Obiter knows any number of readers who felt trepidation at the sale of Fleet Street watering hole El Vino, traditional haunt of lawyers and journalists, to much larger wine merchant Davy’s – owner of 24 wine bars, not counting the four-strong El V mini chain.

The big question is: will anything change? Obiter’s main concern is the Fleet Street branch – the one where you might see a former lord chancellor enjoying ‘a wine’ with a hack or, on the right night, any number of QCs deftly avoiding their round. One partner from nearby Freshfields Bruckhaus Derringer is often to be found with a post-work cigar and a glass of wine by the back door.

Some late luminaries have their names emblazoned on the chairs or on plaques on the wall. 

El V’s last visible change was a good one – 33 years ago this November solicitor Tess Gill and journalist Anna Coote won a sex discrimination case that lifted a ban on women being served at the bar (hat-tip to Lord Justice Griffiths in the Court of Appeal for that).

But what of what readers like is threatened by sale? ‘We’re very conscious of (and love) the traditions behind El Vino’s!’ soothed the Davy’s corporate Twitter account when challenged online.

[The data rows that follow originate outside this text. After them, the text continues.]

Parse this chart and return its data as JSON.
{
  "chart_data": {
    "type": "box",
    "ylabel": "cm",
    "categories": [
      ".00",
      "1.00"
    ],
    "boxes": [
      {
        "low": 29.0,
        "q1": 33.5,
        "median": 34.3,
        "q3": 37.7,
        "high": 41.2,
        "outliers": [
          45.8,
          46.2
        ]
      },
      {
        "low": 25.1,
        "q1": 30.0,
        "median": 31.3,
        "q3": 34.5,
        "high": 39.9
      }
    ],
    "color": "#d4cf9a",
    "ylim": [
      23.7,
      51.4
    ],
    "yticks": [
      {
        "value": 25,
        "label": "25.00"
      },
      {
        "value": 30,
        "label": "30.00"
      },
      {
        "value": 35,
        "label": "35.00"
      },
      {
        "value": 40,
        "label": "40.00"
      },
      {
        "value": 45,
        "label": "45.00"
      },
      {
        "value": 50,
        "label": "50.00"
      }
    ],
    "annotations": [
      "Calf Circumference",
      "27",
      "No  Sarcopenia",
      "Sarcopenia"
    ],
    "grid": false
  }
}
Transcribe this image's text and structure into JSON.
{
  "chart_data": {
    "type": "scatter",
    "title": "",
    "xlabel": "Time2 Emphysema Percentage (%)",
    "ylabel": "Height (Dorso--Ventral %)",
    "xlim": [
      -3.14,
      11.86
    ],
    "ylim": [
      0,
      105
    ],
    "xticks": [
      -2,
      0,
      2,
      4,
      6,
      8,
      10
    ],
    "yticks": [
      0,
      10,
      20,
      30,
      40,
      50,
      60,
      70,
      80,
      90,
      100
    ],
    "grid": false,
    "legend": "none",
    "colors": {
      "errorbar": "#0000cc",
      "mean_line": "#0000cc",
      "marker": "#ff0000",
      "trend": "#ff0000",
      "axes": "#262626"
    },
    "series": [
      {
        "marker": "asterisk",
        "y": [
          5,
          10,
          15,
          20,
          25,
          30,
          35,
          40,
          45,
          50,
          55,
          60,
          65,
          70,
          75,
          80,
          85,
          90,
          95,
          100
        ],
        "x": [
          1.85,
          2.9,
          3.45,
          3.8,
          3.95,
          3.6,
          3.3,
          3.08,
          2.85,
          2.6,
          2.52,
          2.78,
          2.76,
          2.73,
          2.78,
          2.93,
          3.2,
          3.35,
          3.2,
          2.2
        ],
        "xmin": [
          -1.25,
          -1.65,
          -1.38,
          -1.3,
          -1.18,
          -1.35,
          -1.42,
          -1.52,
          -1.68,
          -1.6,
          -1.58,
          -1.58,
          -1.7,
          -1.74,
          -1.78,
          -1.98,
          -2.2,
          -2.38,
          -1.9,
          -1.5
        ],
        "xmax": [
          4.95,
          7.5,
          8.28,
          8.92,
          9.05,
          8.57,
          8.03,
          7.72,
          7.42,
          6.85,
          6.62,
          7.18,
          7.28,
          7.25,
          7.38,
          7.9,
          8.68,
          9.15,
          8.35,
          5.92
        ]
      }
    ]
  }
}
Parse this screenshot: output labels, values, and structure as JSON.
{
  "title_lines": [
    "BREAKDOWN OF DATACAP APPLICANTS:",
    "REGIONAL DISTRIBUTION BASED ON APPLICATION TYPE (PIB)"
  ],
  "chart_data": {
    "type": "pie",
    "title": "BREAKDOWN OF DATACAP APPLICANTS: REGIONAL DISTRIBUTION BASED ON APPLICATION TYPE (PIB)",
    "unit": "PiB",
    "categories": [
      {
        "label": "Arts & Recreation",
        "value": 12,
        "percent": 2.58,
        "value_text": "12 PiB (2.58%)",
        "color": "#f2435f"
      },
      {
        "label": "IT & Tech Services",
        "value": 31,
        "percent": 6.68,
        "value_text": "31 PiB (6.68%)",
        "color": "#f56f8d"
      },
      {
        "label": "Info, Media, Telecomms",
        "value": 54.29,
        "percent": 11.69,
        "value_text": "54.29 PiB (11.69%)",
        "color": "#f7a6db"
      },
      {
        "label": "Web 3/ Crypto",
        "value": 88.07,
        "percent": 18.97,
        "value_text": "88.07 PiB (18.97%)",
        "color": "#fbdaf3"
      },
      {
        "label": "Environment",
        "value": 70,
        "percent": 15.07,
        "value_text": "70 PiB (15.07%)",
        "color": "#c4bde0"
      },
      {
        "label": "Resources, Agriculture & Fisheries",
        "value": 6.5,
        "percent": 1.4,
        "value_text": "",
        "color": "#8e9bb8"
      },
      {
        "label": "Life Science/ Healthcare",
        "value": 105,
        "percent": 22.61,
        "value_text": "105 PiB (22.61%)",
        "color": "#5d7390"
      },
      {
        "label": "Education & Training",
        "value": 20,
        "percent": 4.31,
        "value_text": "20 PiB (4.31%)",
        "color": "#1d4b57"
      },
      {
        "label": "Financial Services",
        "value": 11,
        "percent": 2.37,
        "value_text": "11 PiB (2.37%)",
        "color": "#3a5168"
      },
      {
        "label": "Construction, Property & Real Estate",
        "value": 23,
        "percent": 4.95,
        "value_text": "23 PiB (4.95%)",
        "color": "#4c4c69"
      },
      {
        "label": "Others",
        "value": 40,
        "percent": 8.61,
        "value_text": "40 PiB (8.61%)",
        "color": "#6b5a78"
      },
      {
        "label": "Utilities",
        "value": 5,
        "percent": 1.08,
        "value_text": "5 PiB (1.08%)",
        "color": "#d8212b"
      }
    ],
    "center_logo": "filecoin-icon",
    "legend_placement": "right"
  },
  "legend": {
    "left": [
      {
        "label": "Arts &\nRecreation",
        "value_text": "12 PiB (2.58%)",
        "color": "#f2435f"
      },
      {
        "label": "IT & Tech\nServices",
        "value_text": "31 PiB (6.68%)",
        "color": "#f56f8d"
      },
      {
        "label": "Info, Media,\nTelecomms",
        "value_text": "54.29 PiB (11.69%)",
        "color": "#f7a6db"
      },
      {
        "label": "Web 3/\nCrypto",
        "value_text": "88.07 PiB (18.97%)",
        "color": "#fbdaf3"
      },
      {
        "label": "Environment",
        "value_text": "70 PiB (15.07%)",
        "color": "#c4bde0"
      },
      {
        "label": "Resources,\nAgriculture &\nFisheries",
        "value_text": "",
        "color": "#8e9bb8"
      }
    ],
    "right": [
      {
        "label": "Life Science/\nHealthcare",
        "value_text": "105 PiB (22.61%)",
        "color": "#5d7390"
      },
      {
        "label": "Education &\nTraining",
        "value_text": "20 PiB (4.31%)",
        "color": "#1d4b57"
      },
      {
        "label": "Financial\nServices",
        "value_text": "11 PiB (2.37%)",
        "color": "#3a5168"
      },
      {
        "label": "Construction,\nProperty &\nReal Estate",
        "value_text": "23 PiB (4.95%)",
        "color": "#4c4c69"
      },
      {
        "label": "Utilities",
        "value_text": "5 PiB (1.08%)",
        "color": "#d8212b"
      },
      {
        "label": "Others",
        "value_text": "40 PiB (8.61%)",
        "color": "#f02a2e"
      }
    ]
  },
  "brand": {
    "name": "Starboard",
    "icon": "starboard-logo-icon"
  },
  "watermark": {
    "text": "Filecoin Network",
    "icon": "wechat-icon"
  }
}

Obiter has done a little further digging. Well, the décor is mostly safe - with the exception of the toilets which require something called ‘work’ (Obiter struggles to disagree here) - and a new till is ‘needed’. The three less-historic outlying branches may lose the El V name.

But what about the, erm, ‘wine’ loyal lawyer-customers go there for? Arguably worse news here for die-hards – the El V warehouse (location unknown – yes, we tried) has stock for six months, then it’s over to the Davy’s standard range.

Griffiths LJ died in June, so is sadly unable to adjudicate any further on-site management issues. An Obiter sub-committee will be monitoring menu changes.